II Il rifiuto del realismo ingenuo per i tempi duri del convenzionalismo fittizio della fisica
Il termine di "realismo" ha avuto fin dall'antichità il privilegio di assumere diverse maschere, dando luogo a molta confusione e incertezza. Per farcene un'idea rivolgiamoci al "Dizionario di filosofia" di Abbagnano, uscito nel 1961. Fino dalle sue origini, il termine di "realismo" non ha privilegiato nessuno dei due poli della opposizione materialismo-idealismo, tanto che "Ad es.
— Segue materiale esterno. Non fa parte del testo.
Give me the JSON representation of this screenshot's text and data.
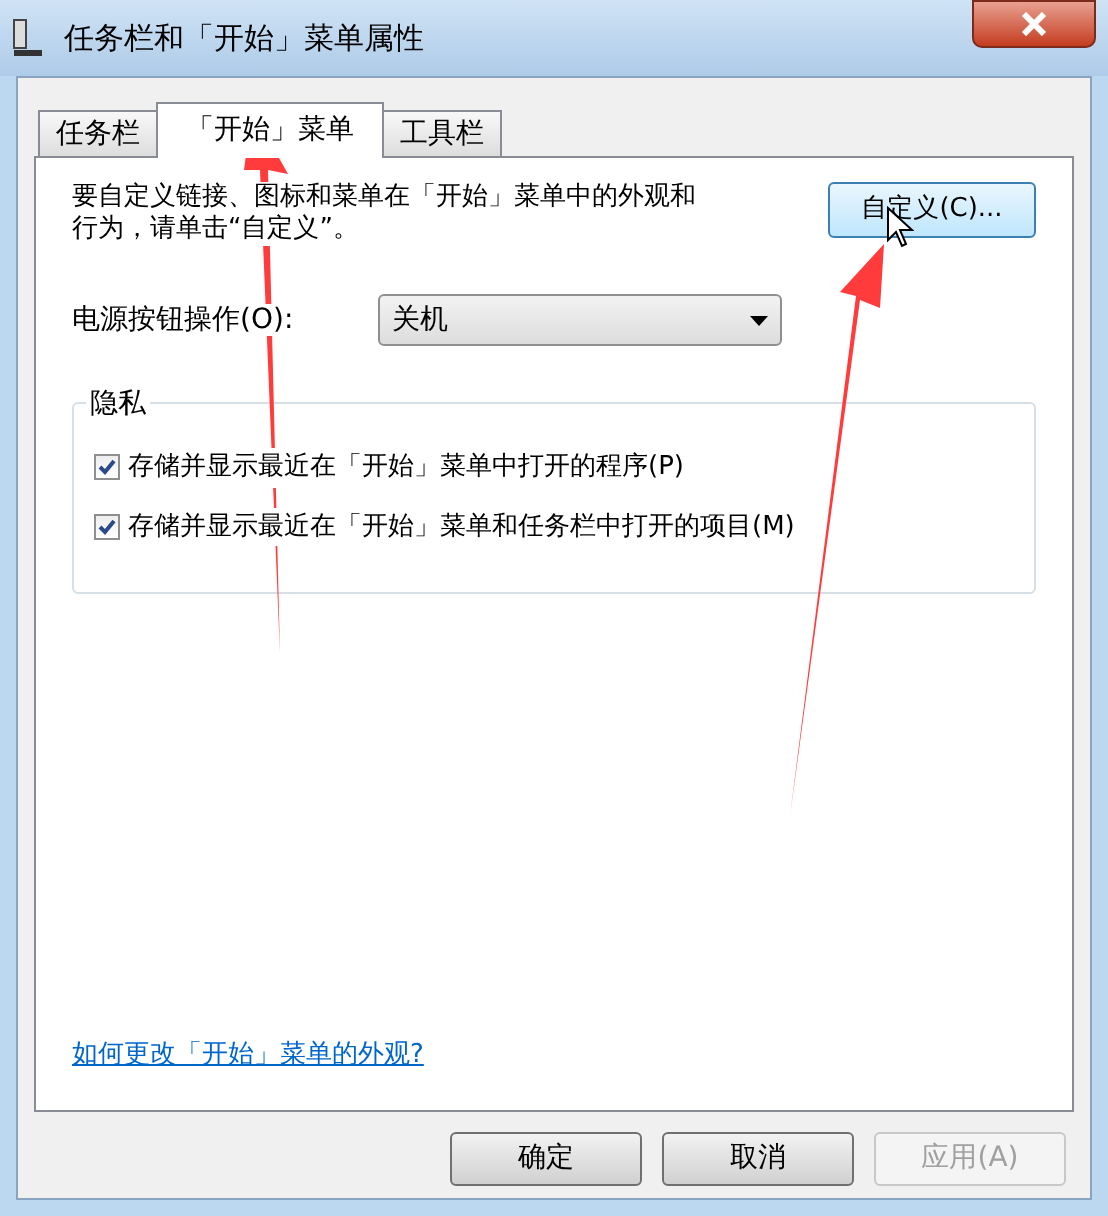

Platone è stato classificato realista perché ammette la realtà delle idee (...); ma è stato anche definito idealista in quanto si tratta, per l'appunto, di idee".
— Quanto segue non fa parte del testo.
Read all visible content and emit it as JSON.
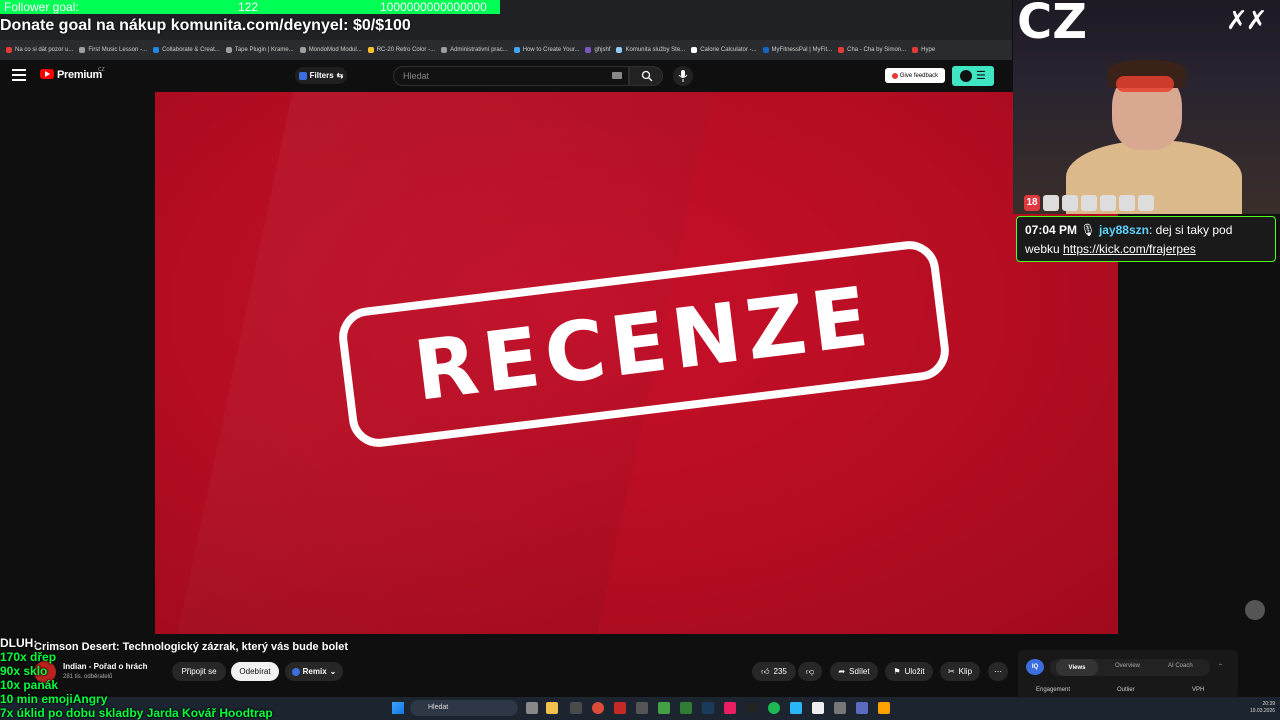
{
  "overlays": {
    "follower_goal_label": "Follower goal:",
    "follower_goal_current": "122",
    "follower_goal_target": "1000000000000000",
    "donate_text": "Donate goal na nákup komunita.com/deynyel: $0/$100",
    "stream_tag": "CZ",
    "top_right_mark": "✗✗",
    "list": [
      {
        "text": "DLUH:",
        "color": "white"
      },
      {
        "text": "170x dřep",
        "color": "green"
      },
      {
        "text": "90x sklo",
        "color": "green"
      },
      {
        "text": "10x panák",
        "color": "green"
      },
      {
        "text": "10 min emojiAngry",
        "color": "green"
      },
      {
        "text": "7x úklid po dobu skladby Jarda Kovář Hoodtrap",
        "color": "green"
      }
    ]
  },
  "bookmarks": [
    {
      "label": "Na co si dát pozor u...",
      "color": "#e53935"
    },
    {
      "label": "First Music Lesson -...",
      "color": "#9e9e9e"
    },
    {
      "label": "Collaborate & Creat...",
      "color": "#1e88e5"
    },
    {
      "label": "Tape Plugin | Krame...",
      "color": "#9e9e9e"
    },
    {
      "label": "MondoMod Modul...",
      "color": "#9e9e9e"
    },
    {
      "label": "RC-20 Retro Color -...",
      "color": "#fbc02d"
    },
    {
      "label": "Administrativní prac...",
      "color": "#9e9e9e"
    },
    {
      "label": "How to Create Your...",
      "color": "#42a5f5"
    },
    {
      "label": "ghjshf",
      "color": "#7e57c2"
    },
    {
      "label": "Komunita služby Ste...",
      "color": "#90caf9"
    },
    {
      "label": "Calorie Calculator -...",
      "color": "#ffffff"
    },
    {
      "label": "MyFitnessPal | MyFit...",
      "color": "#1565c0"
    },
    {
      "label": "Cha - Cha by Simon...",
      "color": "#e53935"
    },
    {
      "label": "Hype",
      "color": "#e53935"
    }
  ],
  "header": {
    "logo_text": "Premium",
    "logo_region": "CZ",
    "filters_label": "Filters",
    "search_placeholder": "Hledat",
    "feedback_label": "Give feedback"
  },
  "video": {
    "banner_text": "RECENZE",
    "title": "Crimson Desert: Technologický zázrak, který vás bude bolet"
  },
  "channel": {
    "name": "Indian - Pořad o hrách",
    "subscribers": "281 tis. odběratelů",
    "join_label": "Připojit se",
    "subscribe_label": "Odebírat",
    "remix_label": "Remix"
  },
  "actions": {
    "like_count": "235",
    "share_label": "Sdílet",
    "save_label": "Uložit",
    "clip_label": "Klip"
  },
  "side_panel": {
    "badge": "IQ",
    "tabs": [
      "Views",
      "Overview",
      "AI Coach"
    ],
    "columns": [
      "Engagement",
      "Outlier",
      "VPH"
    ]
  },
  "chat": {
    "time": "07:04 PM",
    "user": "jay88szn",
    "message_prefix": ": dej si taky pod webku ",
    "link": "https://kick.com/frajerpes"
  },
  "taskbar": {
    "search_label": "Hledat",
    "time": "20:39",
    "date": "19.03.2026"
  }
}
A questo proposito, Abbagnano dimentica di citare Berkeley che si diceva realista pur negando l'esistenza della materia, mentre su Kant osserva che il suo realismo empirico "ha assunto vari nomi rimanendo sostanzialmente lo stesso, cioè il riconoscimento della esistenza delle cose indipendentemente dall'atto di conoscere". Però non dice che Kant, eliminando la "cosa in sé" come oggetto di conoscenza, la sostituisce con i "fenomeni", l'esistenza dei quali fa dipendere dalla possibilità dell'intelletto umano, cadendo nel soggettivismo.